Kallithea Palais des Sports
- Interactive map of Kallithea Palais des Sports
- Location: Faliraki, Rhodes, Greece
- Capacity: Basketball & Volleyball: 3,400
- Surface: Parquet

Construction
- Opened: 2014
- Renovated: 2019, 2024
- Expanded: 2018, 2024

Tenants
- AE Kallitheas Rodou Kolossos (2019–present)

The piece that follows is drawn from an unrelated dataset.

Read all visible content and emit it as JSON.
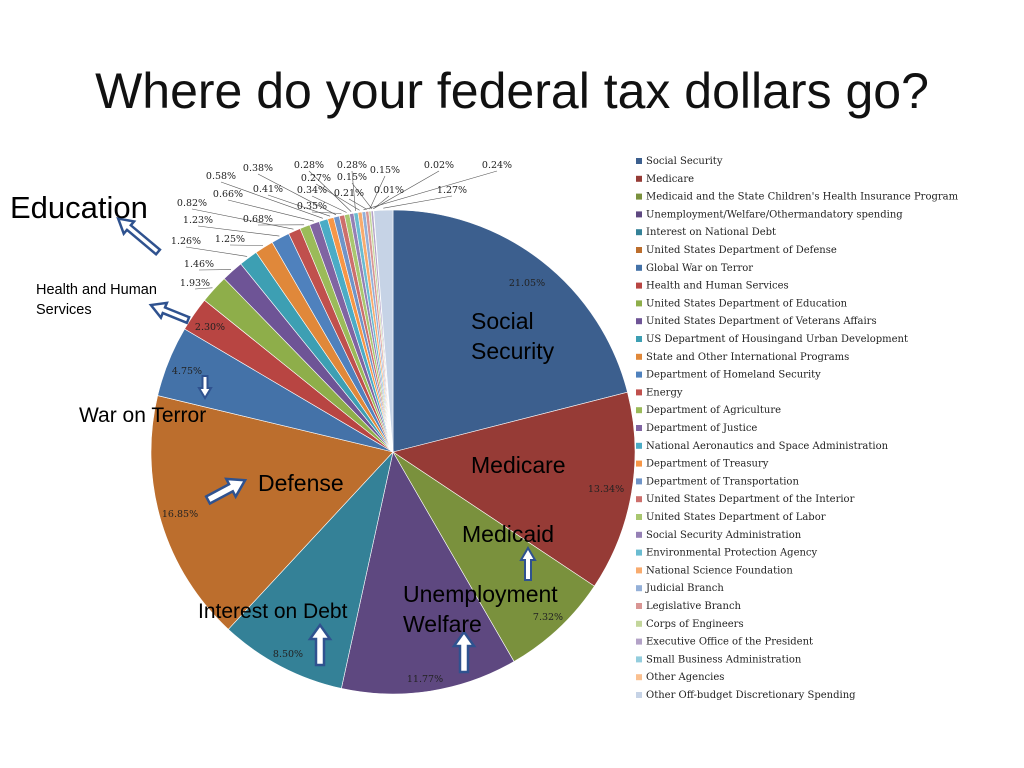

= Kallithea Palais des Sports =

Arena in Greece

Kallithea Palais des Sports (Greek: Παλέ ντε Σπορ Καλλιθέας), is an indoor sporting arena that is located on the Greek island of Rhodes, in Faliraki, some 13 km away from Rhodes, Greece. The arena is mainly used to host basketball and volleyball games. The seating capacity of the arena is 3,400 people.

==History==
Kallithea Palais des Sports hosted the Final Four of the 2018 Greek Volleyball Cup. The Greek basketball club, AE Kallitheas Rodou, has used the arena to host its home games. Kallithea Palais des Sports became the home arena of the Greek professional basketball team Kolossos, of the Greek Basket League, prior to the 2019–20 season.

When the arena opened in 2014, its original seating capacity was 820 people. In 2018, the arena's seating capacity was expanded to 1,400 people with permanent tier seating, and 2,000 with temporary tier seating. The arena's seating capacity was then further expanded to 3,400 people in 2024, so that Kolossos Rodou could play home games in the European secondary level competition, the FIBA Champions League.